目先が自白すれば、今度はその2人に捜査の手が及ぶんだと思いますが…きっと逃げないんでしょうね。
D 県のたくさんの警察官が成し得なかったことを、たった一人の男性が何年もかけてやり遂げたというのが、本当にすごいですね。
雨宮さんが自宅の電話で、近くの電話ボックスで、ひたすらひたすら電話をかけ続けてリストを消していく姿を想像すると、本当に涙が出ます。
一つの事件が発生して、こんなにもたくさんの警察が報道関係者が動いて、その中でいろんな人の人生が変わったり壊されたりしました。
やっぱり犯罪は良くない、改めて思いました。
今回のことは、ロクヨンの時点で食い止められなかったのが、残念でなりませんでした。
必要のない人たちを犯罪者にしてしまいました。
警察の広報という部署の立ち位置がこんなに大変なものだというのは、全然知らなかったことでした。
刑事たちからは煙たがられて、記者からは吊るし上げられて。
本当に本当に大変な仕事ですね…。
まぁ、いつも大体そうですけど、キャリアの人たちは悪く書かれるなー。
まぁ「細かい事件ではなく大局を見てるから」と言われればそうなのかもしれませんが。
でも、その『大局』の中には、一人一人の小さな個人が集まっているんだよなー…。
お恥ずかしながら、『映画と原作の違い』がよくわからなくて、ちょっと調べてみました。

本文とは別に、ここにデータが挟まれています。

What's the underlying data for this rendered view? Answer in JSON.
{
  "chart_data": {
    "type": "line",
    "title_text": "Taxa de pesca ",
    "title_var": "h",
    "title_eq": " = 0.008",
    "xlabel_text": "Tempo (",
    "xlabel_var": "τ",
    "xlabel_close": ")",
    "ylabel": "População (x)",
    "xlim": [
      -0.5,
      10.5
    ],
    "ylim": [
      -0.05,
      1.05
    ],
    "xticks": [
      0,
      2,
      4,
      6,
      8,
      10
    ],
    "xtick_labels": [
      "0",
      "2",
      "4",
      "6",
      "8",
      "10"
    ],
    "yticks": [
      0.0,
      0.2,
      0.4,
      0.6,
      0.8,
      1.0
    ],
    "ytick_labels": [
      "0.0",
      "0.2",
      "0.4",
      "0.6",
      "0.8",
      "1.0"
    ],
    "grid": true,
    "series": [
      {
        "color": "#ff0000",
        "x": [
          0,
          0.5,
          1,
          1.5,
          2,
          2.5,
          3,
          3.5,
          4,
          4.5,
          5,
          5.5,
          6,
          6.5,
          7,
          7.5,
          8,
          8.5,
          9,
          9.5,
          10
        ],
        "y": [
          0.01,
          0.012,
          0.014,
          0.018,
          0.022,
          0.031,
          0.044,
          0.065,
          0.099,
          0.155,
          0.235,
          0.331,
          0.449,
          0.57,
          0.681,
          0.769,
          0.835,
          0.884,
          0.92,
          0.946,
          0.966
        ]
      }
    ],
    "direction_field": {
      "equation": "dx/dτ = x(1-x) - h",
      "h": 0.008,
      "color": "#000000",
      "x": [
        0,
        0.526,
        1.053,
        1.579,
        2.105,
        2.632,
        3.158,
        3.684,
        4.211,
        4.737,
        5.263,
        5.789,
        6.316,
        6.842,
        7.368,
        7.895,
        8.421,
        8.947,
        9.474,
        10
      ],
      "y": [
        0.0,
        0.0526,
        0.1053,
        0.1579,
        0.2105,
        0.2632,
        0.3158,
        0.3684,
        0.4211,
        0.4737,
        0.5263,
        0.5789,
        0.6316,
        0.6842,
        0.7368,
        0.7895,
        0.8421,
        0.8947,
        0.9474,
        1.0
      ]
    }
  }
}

映画だと、最後に三上さんが暴走して制裁を加えようとして、結局辞職してしまうそうです。
なるほど…それはちょっとね…。
この違いのため、映画は一部の方からは評判が悪いとのこと。
まー、原作の大幅な改変は、ファンからするとものすごく引きずりますからね…。
↑これは映画と原作違いすぎますけどね、いまだに恨んでいますけどね。
多分、私は雨宮さんの事件に対する執念を思って泣いていて、最後はあんまり見てなかったんだと思います…。
あはは。
映画館でボロボロに泣いた記憶がありますので。
まぁ、物語をどの視点で切るかってことなんでしょうね。
私はやっぱり『誘拐事件』が大きなキーだと思っていて、それがどういう事件だったのか、誰が犯人だったのか、今回の模倣犯的な事件はなぜ起きたのか、なんていうのを見ていた感じがします。
だから、三上さんが辞職したこと、忘れてたんでしょうね…。
これを『三上さんの物語』として見れば、ロクヨンも次の誘拐事件も長官の訪問も広報の仕事の忙しさも、どれも気を配れるくらいの比重になって捉えられるんでしょうけど…。
まぁ、どうやって捉えるかは人それぞれってことで。
以前読んだ『映画を早送りで観る人たち』にも、『誤読する自由』みたいなことが書かれていて、それが私の拠り所になっているような気がします(笑)。
とてもおもしろかったです。
やっぱり横山さんの小説は重みがあっていいですね。